If the Bousmans travel any distance or go anywhere, they have to consider how long they will be gone and what they need to take so Nathan can still do his dialysis.
“It’s like having another child,” Jennifer said.
Nathan said he “has a new appreciation for what pregnant women go through” after having to fill up with the solution.
“At least I can have relief by dumping it out,” he said.
Until a kidney donor is found, dialysis will be a part of Nathan’s daily routine.
“There’s no known length of time that I can do this before I absolutely have to have the transplant,” Nathan said. “I’ve heard of people who have been on dialysis for 20, 25, 30 years.”
Nathan is in the process of being put on a transplant waiting list, and said he will do dialysis for as long as he has to.
“I’ll get on the list,” he said. “If I can’t find a match and I have to wait, that’s what I’ll do.”
Jennifer said her husband’s positive attitude and willingness to do what has to be done have kept her grounded.

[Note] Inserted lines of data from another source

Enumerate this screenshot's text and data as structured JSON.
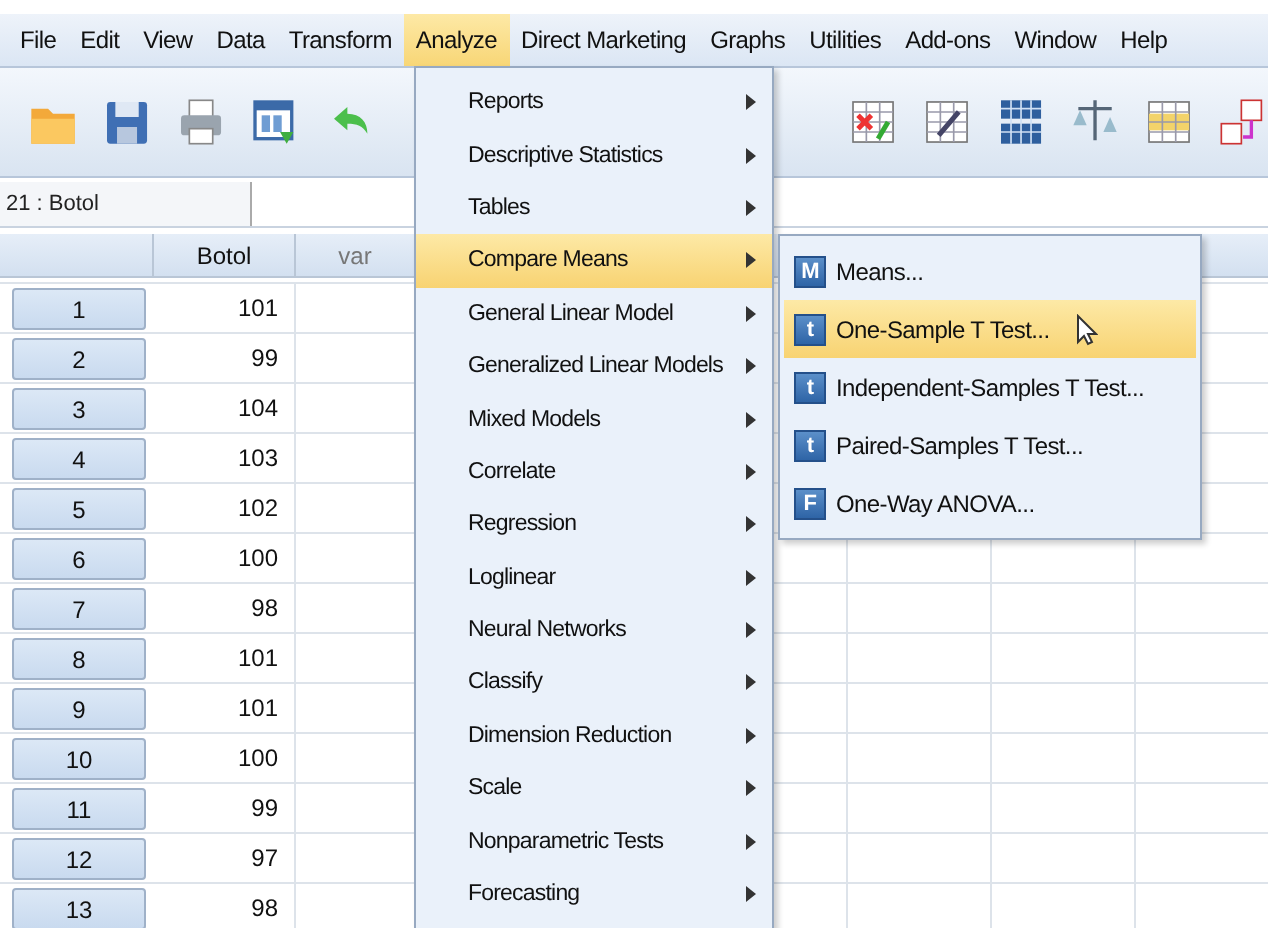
{
  "menubar": [
    {
      "label": "File",
      "selected": false
    },
    {
      "label": "Edit",
      "selected": false
    },
    {
      "label": "View",
      "selected": false
    },
    {
      "label": "Data",
      "selected": false
    },
    {
      "label": "Transform",
      "selected": false
    },
    {
      "label": "Analyze",
      "selected": true
    },
    {
      "label": "Direct Marketing",
      "selected": false
    },
    {
      "label": "Graphs",
      "selected": false
    },
    {
      "label": "Utilities",
      "selected": false
    },
    {
      "label": "Add-ons",
      "selected": false
    },
    {
      "label": "Window",
      "selected": false
    },
    {
      "label": "Help",
      "selected": false
    }
  ],
  "cell_reference": "21 : Botol",
  "table": {
    "columns": [
      "Botol",
      "var"
    ],
    "rows": [
      {
        "number": "1",
        "botol": "101"
      },
      {
        "number": "2",
        "botol": "99"
      },
      {
        "number": "3",
        "botol": "104"
      },
      {
        "number": "4",
        "botol": "103"
      },
      {
        "number": "5",
        "botol": "102"
      },
      {
        "number": "6",
        "botol": "100"
      },
      {
        "number": "7",
        "botol": "98"
      },
      {
        "number": "8",
        "botol": "101"
      },
      {
        "number": "9",
        "botol": "101"
      },
      {
        "number": "10",
        "botol": "100"
      },
      {
        "number": "11",
        "botol": "99"
      },
      {
        "number": "12",
        "botol": "97"
      },
      {
        "number": "13",
        "botol": "98"
      }
    ]
  },
  "analyze_menu": [
    {
      "label": "Reports",
      "selected": false
    },
    {
      "label": "Descriptive Statistics",
      "selected": false
    },
    {
      "label": "Tables",
      "selected": false
    },
    {
      "label": "Compare Means",
      "selected": true
    },
    {
      "label": "General Linear Model",
      "selected": false
    },
    {
      "label": "Generalized Linear Models",
      "selected": false
    },
    {
      "label": "Mixed Models",
      "selected": false
    },
    {
      "label": "Correlate",
      "selected": false
    },
    {
      "label": "Regression",
      "selected": false
    },
    {
      "label": "Loglinear",
      "selected": false
    },
    {
      "label": "Neural Networks",
      "selected": false
    },
    {
      "label": "Classify",
      "selected": false
    },
    {
      "label": "Dimension Reduction",
      "selected": false
    },
    {
      "label": "Scale",
      "selected": false
    },
    {
      "label": "Nonparametric Tests",
      "selected": false
    },
    {
      "label": "Forecasting",
      "selected": false
    }
  ],
  "compare_means_menu": [
    {
      "label": "Means...",
      "icon": "M",
      "selected": false
    },
    {
      "label": "One-Sample T Test...",
      "icon": "t",
      "selected": true
    },
    {
      "label": "Independent-Samples T Test...",
      "icon": "t",
      "selected": false
    },
    {
      "label": "Paired-Samples T Test...",
      "icon": "t",
      "selected": false
    },
    {
      "label": "One-Way ANOVA...",
      "icon": "F",
      "selected": false
    }
  ]
}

“He’s solid as a rock,” she said. “He never wavers. He doesn’t think twice about doing whatever he has to do. He’s very strong.”
Nathan shrugged.
“Being worried about it’s not going to change it,” he said matter-of-factly.
Despite his low kidney function and having to do dialysis, Nathan said he has never really felt all that bad.
“If I was a betting man and I didn’t know any better, I’d swear I was perfectly healthy,” he said. “They say my age has a lot to do with the fact that I don’t seem sick.”
Jennifer said she has only seen minor outward symptoms of her husband’s illness.
“He’s had a little puffiness and some edema (swelling) in his legs,” she said.
The Bousman’s four daughters — Tiarra, Kiersten, Mary and Emma — range in age from 5 to 19. the three youngest are at home, while the oldest is studying at Ball State University in Muncie.
Even though doing dialysis has been an adjustment, Nathan knows he is luckier than some who suffer from the condition he does.
“I really consider (being able to do at-home dialysis) a blessing,” he said. “I work every day. I deer hunted all season.”
Nathan sighed.
“Still, every time you have to do (dialysis) is the most inconvenient time in the world,” he said. “But it’s my life. I gotta do what I gotta do.”